The consortium is building upon established standards of analogue research traditions and applying them to the different contexts of digital research data, thus opening up new research paths while also anchoring digital research firmly in the accumulated research traditions and ethical standards of the participant disciplines. Through this approach, those communication links that have already emerged between historically engaged research and the digital humanities can be deepened and productively developed.
4Memory aims to integrate historical data that comes in widely different data formats and that results from numerous specific application contexts and requirements. These include, among others, texts ranging from antiquity to the modern era, images, photos, audio and video recordings, statistics, structured data, metadata, ontologies, and hypertexts. 4Memory also focuses on personal data, spatial structures, and changes in classification systems and categories over time.
In terms of quality management and in order to have research results acknowledged as scholarly output, the consortium also aims to establish systems for evaluating digital research in the form of digital reviews equivalent to the high standards set by existing peer-review procedures. Its participating disciplines make 4Memory particularly qualified to reflect on the methodological and epistemological dimensions of the digital revolution. As digital literacy is not widespread among the historically engaged disciplines, we need a structured way to enable historical research in the future.

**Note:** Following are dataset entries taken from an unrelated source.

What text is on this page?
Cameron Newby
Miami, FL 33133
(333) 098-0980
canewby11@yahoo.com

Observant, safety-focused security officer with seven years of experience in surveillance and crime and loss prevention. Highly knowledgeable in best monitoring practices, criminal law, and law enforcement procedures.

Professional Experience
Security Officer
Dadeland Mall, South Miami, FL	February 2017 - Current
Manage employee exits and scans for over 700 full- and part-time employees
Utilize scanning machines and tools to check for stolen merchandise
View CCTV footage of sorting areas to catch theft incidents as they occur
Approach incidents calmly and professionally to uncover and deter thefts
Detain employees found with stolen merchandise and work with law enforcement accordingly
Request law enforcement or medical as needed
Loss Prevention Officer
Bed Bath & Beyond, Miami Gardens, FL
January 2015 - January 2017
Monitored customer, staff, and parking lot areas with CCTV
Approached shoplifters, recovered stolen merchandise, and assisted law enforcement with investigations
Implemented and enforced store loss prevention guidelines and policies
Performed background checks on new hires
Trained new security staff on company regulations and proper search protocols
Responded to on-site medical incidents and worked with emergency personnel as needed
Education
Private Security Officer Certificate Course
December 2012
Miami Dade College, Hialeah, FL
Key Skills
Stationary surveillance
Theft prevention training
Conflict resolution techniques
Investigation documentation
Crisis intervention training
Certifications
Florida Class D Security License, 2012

The consortium is thus engaged in working out a range of topics – whether establishing standards and norms for historical research data, enabling access to and the preservation of that data, or ensuring their quality and re-usability – that require an engagement on many levels, whether the concrete issues of software- and application-development or the seemingly more theoretical (though also eminently practical) concerns about the meaning of “digital source criticism” and “data literacy”.